Became an official "DC biker" today by having my first brush with death. Wasn't even my fault. I'm not one of those crazy bikers who deserves to be hit. In about seven or so of the longest seconds of my life, I got sideswiped by a Circulator bus today as I rode alongside the Mall. I had a row of parked buses on my right and I was keeping on my eye on them in case any of them started up. All of a sudden, I feel a wall moving me over to the right and I hear the sound of my elbow and forearm squeaking against this big red blur that I now see out out of the corner of my eyes. The red blur is pushing me.
In that frozen moment, instead of panic setting in, everything oddly seemed to slow down. It was like I had an hour and a half to read the situation and react. Strangest moment I've ever experienced. I very calmly realized that a bus had somehow had come up behind me but not seen me and was just about one or two seconds from sandwiching me between it and the parked row of buses. I knew the wreck could be fatal if I got smashed into the parked buses or if the moving bus knocked me off the bike and to God knows where, possibly ending up under the moving bus.

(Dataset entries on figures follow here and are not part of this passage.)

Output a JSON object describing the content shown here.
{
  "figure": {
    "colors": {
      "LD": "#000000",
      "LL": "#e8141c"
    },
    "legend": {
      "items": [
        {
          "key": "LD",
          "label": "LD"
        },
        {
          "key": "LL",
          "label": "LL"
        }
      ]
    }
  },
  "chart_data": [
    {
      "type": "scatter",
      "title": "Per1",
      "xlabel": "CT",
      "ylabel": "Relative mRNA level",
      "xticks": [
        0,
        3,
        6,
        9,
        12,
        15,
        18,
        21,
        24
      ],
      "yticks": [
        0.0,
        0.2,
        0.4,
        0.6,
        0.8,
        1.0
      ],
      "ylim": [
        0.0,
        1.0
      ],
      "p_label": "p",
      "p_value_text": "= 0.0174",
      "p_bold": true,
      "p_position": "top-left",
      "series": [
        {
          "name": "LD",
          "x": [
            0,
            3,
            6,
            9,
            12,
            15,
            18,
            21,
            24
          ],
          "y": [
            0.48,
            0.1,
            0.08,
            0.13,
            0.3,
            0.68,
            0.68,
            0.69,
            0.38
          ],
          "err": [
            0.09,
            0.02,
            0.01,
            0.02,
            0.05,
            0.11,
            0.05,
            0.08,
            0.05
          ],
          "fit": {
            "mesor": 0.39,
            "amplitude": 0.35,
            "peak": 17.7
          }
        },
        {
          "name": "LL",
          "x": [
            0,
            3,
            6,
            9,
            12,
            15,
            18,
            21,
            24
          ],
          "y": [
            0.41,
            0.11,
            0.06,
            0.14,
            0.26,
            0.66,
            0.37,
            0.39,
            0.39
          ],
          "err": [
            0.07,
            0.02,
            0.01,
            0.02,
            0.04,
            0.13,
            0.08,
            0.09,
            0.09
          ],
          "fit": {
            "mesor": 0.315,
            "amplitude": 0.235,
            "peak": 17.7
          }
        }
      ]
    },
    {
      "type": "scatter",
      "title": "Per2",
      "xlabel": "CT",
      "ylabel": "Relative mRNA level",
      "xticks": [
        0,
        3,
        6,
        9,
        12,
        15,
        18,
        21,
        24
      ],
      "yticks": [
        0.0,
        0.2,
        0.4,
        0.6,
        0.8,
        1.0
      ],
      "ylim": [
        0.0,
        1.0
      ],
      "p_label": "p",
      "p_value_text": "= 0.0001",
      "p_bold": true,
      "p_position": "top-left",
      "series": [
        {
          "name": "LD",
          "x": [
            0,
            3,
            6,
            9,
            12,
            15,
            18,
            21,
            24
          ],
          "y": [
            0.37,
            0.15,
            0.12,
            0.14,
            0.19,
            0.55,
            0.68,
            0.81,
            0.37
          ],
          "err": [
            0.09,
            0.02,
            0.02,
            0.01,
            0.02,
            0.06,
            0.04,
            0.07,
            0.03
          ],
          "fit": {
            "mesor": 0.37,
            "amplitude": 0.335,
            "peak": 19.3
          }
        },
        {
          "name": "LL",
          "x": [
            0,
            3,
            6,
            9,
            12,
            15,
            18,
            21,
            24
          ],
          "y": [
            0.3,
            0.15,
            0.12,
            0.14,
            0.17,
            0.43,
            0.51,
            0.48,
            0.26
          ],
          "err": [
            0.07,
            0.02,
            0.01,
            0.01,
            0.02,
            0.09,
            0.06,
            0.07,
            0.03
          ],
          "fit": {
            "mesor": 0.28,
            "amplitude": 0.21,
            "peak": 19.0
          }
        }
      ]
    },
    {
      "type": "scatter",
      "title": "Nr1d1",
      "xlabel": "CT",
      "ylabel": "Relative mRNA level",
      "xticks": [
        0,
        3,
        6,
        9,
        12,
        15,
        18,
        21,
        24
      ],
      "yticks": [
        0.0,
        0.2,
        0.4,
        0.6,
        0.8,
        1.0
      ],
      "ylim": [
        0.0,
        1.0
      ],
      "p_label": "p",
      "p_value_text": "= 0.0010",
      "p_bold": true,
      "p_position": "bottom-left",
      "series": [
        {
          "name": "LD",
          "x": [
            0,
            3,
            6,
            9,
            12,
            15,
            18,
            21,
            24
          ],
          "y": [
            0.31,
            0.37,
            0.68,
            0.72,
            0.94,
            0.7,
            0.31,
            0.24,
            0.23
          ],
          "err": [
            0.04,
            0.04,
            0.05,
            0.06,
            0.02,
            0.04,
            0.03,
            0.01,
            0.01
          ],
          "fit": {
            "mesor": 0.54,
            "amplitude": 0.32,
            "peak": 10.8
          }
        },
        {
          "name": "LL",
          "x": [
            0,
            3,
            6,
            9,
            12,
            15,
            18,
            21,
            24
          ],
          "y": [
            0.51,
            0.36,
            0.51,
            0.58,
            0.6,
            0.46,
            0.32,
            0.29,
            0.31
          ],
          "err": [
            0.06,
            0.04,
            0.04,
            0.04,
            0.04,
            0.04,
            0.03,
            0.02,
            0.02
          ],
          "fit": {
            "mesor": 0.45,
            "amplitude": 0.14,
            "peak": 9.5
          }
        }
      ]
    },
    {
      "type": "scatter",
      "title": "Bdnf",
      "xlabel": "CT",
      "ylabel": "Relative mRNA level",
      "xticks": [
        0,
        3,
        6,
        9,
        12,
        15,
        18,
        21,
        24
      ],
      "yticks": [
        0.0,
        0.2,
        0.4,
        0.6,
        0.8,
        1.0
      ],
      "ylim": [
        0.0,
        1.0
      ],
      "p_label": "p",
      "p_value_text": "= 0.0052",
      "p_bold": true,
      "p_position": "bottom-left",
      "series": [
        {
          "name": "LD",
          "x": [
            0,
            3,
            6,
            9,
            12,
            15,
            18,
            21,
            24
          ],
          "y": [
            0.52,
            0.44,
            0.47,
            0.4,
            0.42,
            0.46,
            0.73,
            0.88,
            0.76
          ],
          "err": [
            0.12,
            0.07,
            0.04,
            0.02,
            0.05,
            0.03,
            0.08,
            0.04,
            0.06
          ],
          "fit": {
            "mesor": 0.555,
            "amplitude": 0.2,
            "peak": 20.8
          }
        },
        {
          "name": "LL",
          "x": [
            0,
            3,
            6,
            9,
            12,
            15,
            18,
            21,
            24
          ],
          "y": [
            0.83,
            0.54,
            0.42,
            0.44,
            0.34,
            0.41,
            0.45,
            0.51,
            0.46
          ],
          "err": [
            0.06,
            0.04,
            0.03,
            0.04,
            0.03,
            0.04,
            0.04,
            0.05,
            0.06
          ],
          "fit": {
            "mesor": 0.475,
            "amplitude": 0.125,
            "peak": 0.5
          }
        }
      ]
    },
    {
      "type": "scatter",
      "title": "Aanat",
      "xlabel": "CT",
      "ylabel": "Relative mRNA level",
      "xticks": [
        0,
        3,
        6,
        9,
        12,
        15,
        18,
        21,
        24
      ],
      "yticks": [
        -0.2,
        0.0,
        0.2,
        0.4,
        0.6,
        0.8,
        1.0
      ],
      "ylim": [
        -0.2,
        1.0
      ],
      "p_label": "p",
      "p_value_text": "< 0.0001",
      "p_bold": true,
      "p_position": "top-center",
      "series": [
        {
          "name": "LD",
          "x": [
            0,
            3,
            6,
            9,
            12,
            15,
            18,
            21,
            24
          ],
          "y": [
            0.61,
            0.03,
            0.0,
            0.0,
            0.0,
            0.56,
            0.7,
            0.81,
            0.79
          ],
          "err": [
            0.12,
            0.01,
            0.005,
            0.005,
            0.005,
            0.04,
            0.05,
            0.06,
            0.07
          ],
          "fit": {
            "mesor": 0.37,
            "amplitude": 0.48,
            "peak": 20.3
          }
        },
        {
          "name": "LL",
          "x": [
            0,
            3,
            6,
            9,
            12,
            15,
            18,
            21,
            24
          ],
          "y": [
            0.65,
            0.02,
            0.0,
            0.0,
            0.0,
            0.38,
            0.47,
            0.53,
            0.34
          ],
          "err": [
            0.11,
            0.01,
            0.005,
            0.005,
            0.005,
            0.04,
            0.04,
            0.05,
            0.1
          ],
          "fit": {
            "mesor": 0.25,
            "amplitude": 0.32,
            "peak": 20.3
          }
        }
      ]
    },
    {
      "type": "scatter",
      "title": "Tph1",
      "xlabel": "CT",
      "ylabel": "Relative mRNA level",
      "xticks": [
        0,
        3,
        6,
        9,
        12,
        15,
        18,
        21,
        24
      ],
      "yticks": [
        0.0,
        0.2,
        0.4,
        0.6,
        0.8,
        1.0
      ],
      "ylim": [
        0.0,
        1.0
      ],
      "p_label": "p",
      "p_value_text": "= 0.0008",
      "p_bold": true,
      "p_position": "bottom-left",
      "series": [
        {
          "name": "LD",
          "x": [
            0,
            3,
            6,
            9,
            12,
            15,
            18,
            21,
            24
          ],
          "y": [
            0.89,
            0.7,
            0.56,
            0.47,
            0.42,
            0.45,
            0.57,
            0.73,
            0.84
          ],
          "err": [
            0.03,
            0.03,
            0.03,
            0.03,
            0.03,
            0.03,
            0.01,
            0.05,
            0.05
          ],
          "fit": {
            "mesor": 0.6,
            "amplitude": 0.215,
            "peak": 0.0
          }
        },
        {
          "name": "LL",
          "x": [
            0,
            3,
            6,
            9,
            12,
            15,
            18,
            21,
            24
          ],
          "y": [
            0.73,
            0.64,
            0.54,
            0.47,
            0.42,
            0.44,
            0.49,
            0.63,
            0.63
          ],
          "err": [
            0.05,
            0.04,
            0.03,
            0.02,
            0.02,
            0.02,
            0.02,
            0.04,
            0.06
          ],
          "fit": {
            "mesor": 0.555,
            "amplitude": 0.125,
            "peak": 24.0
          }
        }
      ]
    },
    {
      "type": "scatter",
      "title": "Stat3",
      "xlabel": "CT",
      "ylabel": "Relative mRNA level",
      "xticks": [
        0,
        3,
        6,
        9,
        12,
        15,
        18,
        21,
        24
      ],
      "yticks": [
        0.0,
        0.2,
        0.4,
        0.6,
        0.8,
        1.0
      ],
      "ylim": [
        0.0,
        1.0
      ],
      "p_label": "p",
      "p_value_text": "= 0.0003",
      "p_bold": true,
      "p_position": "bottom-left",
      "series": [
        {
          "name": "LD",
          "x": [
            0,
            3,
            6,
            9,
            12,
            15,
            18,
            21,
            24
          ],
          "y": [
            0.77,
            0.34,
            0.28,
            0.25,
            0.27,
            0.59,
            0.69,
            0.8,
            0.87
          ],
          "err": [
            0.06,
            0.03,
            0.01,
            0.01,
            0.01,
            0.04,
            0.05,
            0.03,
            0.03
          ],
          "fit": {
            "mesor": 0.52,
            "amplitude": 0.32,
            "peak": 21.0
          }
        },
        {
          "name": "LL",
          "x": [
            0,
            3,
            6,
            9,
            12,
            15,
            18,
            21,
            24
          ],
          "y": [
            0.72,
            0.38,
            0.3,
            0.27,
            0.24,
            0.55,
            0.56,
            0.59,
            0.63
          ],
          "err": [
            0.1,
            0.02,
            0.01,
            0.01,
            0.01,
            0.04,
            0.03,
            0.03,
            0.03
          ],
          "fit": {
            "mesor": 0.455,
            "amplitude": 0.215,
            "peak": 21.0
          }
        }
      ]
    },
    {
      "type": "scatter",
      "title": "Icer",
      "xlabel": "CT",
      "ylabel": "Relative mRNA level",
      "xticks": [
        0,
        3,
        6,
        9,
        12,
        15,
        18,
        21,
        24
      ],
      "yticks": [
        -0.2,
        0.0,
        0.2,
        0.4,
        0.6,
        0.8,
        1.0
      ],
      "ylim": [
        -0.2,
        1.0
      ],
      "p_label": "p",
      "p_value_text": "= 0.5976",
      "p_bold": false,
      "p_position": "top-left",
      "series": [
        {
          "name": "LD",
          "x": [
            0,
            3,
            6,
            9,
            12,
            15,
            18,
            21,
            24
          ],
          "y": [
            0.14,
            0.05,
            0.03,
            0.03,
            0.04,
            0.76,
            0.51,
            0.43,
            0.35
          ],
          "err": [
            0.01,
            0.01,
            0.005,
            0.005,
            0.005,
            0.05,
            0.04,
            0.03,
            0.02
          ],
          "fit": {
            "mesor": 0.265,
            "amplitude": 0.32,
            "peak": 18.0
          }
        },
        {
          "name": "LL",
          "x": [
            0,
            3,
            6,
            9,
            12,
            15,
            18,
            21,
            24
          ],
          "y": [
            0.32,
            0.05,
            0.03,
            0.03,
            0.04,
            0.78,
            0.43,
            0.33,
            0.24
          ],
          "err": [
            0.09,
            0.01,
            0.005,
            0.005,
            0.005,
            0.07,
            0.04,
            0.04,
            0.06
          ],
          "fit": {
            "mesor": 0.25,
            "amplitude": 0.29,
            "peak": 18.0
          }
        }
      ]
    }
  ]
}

As the eternity ticked by, I realized I could not look left because that would force the bike left, and I couldn't stop as the bus was somehow stuck to me. I recognized all I could do was keep my head straight, the bike straight, and use my left hand to bang on the bus so that the driver would either hear me or that sure-to-be-screaming passengers would tell him to stop.
So, while the bus is brushing me to the right and I'm inches away from getting flattened, I keep my right hand on the bike and start banging on the bus with my left. The bus was speeding up and still stuck to me. I banged three times and then attempted to use my left hand to push myself off the bus. I had to free myself from it and take my chances with smashing into the buses on the right. Just in that split second in which I thought the driver was going to remain oblivious and some really bad stuff was about to go down, the bus stopped and my push off hurled me forward -- still somehow in the straightest line I've ever ridden, and I clear of the moving bus.
I looked over my shoulder and realized I was clear. My first thought, and I'll never forget this, was not that I just survived a damn frightening deal -- I never even felt my heart rate increase; it honest to God seemed to slow down -- but that the driver was probably horrified and thinking his career was about over as surely I was about to stop, raise hell, and call the police. (The bus driver had a whole other lane he could have moved over to.) Instead, I just put in a few strong strokes, accelerated away from the bus, and kept on cruising as if nothing happened -- adrenalin racing through my veins and me feeling like Evel Knievel after getting up from something he had no business walking away from.
No blood, no foul, just like the way I used to play basketball as a teenager.
Craziest moment of my life. It was a rush, actually. Twenty seconds later, my mind still didn't dwell on what could have just happened. I was feeling a great sense of pride: "Wow, I just stayed unbelievably calm and made some pretty slick moves there. I really know what I'm doing on this bike. I'm a pro!"
I turned my attention back to the cherry blossom trees, the deep blue sky, the sun warming my skin, the architecture of all the Smithsonian museums and the monuments -- not a thought in my conscious mind at that point. I guess it was just too beautiful a day to die.